Vitiligo has a substantial impact on patients’ psychological health, says Dr. Ayesha Akinkugbe, a dermatologist at the skin clinic of Lagos University Teaching Hospital.
However, the clinic is understaffed, Akinkugbe says. Its two dermatologists attend to about 40 patients a day, and so they cannot offer more services to vitiligo patients.
“For me, what would be great would be to have a psychologist with us during our clinics,” Akinkugbe says. “We try to do the little we can, but it is not so much. That also takes time. We are not trained psychologists either, but by virtue of our training, we can help.”
Others throughout Nigeria have noted the impact of Maduewesi’s work.
Oyebisi Babatunde Oluseyi, executive director of Nigeria Network of NGOs, says Maduewesi educates people every chance she gets.
“VITSAF has no doubt brought to the front burner issues of vitiligo which before I met Ogo I’d not heard about,” he says. “Yes, I have seen a couple of people with patches on their skin. I never saw it as an issue until I started following VITSAF’s activities.”

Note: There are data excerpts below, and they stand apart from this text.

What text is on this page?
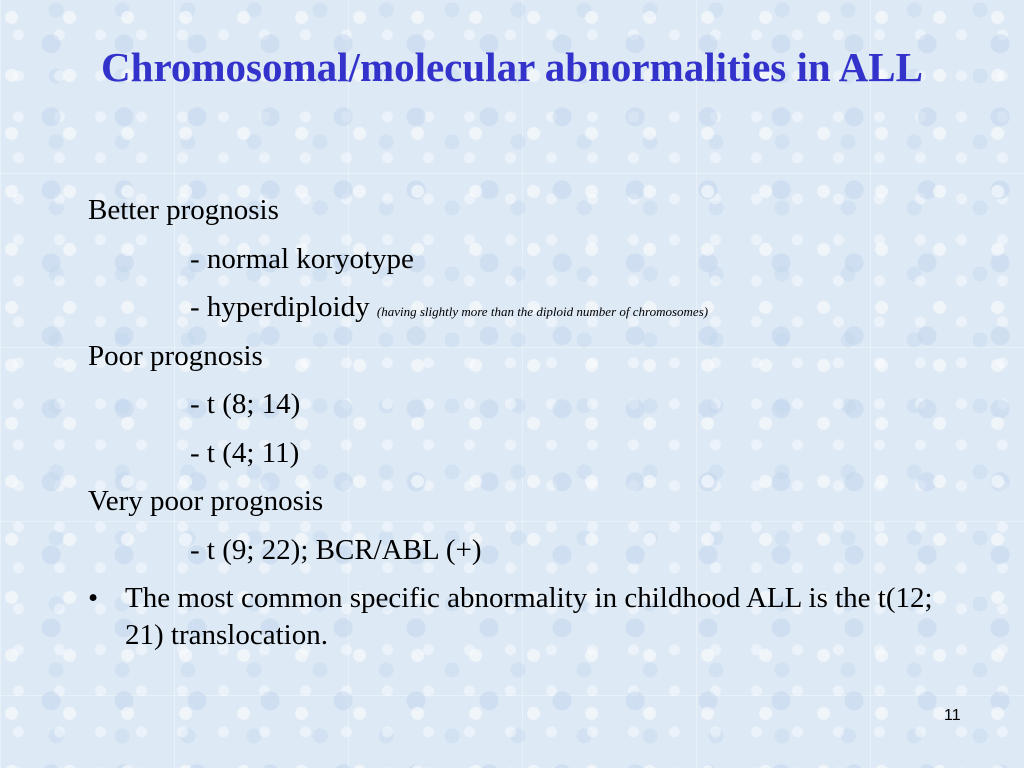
Chromosomal/molecular abnormalities in ALL
Better prognosis
- normal koryotype
- hyperdiploidy (having slightly more than the diploid number of chromosomes)
Poor prognosis
- t (8; 14)
- t (4; 11)
Very poor prognosis
- t (9; 22); BCR/ABL (+)
• The most common specific abnormality in childhood ALL is the t(12; 21) translocation.
11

Maduewesi says treating vitiligo requires dedication to one’s whole health.
She now eats a lot of raw vegetables and fruits. She takes folic acid and vitamin B12 supplements. She ingests antioxidants, including produce and supplements, to help pigmentation cells recover. She is diligent about applying sunscreen to her white patches.
Maduewesi also keeps her stress level low; over the years, she has noticed she gets more white patches when she is stressed.
Maduewesi aims to continue raising awareness of vitiligo.
“Now I use everything to build the confidence of people living with vitiligo,” she says. “For each project, people come out more, their self-esteem gets better. It also shows that we are beautiful, and we can be anything that we want to be.”
Editor's Note: Cristi Hegranes, founder and executive of Global Press Institute, also is an Ashoka Fellow. She is not acquainted with Maduewesi.